Sara was engaged to be married, but broke it off when she realized a call to a different life. She joined the Sisters of Social Service in 1929, making her vows in 1930. Sister Sara worked at the Catholic Charities Office in Kosice. She supervised charity efforts, taught religion and lectured, continued to write, and she organized groups of lay women to help with the Church's social work. Sister Sara organized a national Catholic Women's Association. She worked herself to complete exhaustion and seeing this, her supervisors refused to allow her to take her final vows in the Community. However, Sister Sara lived the rest of her life with self-imposed restrictions as though she had taken vows.
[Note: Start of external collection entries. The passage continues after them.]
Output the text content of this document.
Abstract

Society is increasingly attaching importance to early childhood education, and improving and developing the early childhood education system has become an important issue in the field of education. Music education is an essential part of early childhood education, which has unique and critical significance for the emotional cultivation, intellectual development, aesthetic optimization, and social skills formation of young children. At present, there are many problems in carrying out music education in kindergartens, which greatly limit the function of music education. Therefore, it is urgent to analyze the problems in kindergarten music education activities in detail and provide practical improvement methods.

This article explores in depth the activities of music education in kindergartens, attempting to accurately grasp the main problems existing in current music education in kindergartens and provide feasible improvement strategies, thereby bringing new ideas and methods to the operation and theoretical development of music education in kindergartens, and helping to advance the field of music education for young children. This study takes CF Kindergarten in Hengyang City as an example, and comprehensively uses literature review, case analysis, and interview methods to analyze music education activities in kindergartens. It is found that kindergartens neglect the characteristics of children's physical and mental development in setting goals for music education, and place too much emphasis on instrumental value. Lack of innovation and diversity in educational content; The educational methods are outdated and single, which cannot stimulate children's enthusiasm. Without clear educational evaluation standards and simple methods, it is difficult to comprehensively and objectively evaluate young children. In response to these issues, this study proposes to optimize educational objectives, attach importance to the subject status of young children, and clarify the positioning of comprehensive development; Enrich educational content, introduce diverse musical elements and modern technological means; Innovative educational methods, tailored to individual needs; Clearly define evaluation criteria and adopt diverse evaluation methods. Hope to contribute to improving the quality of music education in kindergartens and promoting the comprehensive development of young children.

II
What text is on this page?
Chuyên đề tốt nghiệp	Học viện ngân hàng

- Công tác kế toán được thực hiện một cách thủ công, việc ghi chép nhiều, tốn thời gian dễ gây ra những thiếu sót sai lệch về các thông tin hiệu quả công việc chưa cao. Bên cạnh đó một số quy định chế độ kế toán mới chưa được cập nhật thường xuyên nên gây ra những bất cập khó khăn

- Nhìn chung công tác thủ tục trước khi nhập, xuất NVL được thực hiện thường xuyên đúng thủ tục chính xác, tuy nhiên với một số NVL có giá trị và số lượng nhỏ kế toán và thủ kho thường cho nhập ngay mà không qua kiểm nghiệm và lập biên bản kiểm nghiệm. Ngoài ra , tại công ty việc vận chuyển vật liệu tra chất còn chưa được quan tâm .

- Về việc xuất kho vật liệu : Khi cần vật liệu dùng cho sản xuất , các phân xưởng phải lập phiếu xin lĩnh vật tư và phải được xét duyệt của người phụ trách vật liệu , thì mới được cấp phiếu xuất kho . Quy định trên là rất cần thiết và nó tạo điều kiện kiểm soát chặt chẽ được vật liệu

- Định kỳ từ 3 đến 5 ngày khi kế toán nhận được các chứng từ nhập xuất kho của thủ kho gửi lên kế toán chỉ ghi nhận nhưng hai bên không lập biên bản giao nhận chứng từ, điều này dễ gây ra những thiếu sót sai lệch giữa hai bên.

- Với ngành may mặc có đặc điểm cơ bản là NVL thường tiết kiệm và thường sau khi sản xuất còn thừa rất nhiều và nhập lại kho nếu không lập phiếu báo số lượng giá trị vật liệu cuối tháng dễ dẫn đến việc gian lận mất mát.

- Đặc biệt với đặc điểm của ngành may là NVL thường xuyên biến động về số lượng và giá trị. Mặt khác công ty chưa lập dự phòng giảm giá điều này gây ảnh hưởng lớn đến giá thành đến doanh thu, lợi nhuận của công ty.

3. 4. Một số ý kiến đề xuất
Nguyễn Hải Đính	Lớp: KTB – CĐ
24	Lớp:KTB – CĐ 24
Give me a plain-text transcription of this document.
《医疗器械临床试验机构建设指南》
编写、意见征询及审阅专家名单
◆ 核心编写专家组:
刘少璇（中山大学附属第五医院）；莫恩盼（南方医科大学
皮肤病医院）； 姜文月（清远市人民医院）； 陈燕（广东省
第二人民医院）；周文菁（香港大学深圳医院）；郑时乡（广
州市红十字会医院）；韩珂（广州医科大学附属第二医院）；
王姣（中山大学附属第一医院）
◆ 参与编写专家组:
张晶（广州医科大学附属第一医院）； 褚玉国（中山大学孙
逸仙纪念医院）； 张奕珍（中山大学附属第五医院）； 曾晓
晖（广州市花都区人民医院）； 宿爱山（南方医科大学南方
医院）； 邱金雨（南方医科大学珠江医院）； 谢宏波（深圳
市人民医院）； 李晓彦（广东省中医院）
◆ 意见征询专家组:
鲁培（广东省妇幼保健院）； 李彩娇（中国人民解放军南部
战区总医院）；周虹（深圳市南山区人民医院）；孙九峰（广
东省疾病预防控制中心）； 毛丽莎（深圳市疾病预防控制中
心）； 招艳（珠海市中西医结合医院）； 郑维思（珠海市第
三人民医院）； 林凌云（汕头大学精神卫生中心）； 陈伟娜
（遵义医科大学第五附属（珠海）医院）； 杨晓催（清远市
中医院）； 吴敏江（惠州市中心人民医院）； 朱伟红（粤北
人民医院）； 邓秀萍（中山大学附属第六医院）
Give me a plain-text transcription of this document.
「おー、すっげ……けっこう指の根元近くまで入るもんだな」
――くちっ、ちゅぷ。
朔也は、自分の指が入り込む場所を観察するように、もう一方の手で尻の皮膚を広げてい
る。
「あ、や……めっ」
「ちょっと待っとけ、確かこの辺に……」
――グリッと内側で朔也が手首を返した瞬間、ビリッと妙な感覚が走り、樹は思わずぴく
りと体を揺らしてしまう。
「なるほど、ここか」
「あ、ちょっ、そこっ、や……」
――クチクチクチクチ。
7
In 1941 she was assigned to be national director of the Hungarian Catholic Working Women's Movement which had about 10,000 members across the country, and edited its magazine. Sister Sara wrote against Nazism. She continued her social work with the poor and the displaced, and started hostels to provide safe housing for working single women, and as a place to hide Jews and others being sought by the Nazis. Sister Sara started vocational schools, leadership classes for working lay people, and retreat centers for them. On 27 December 1944 Nazis surround the Working Women's Hostel, 4 Bokréta-Street, Budapest, looking for Jews. When Sister Sára arrived, she immediately introduced herself as being in charge of the house. She and five others were taken by the Nazis to the Danube, stripped naked, and murdered. The Sisters saved more than 1,000 people from the Nazis.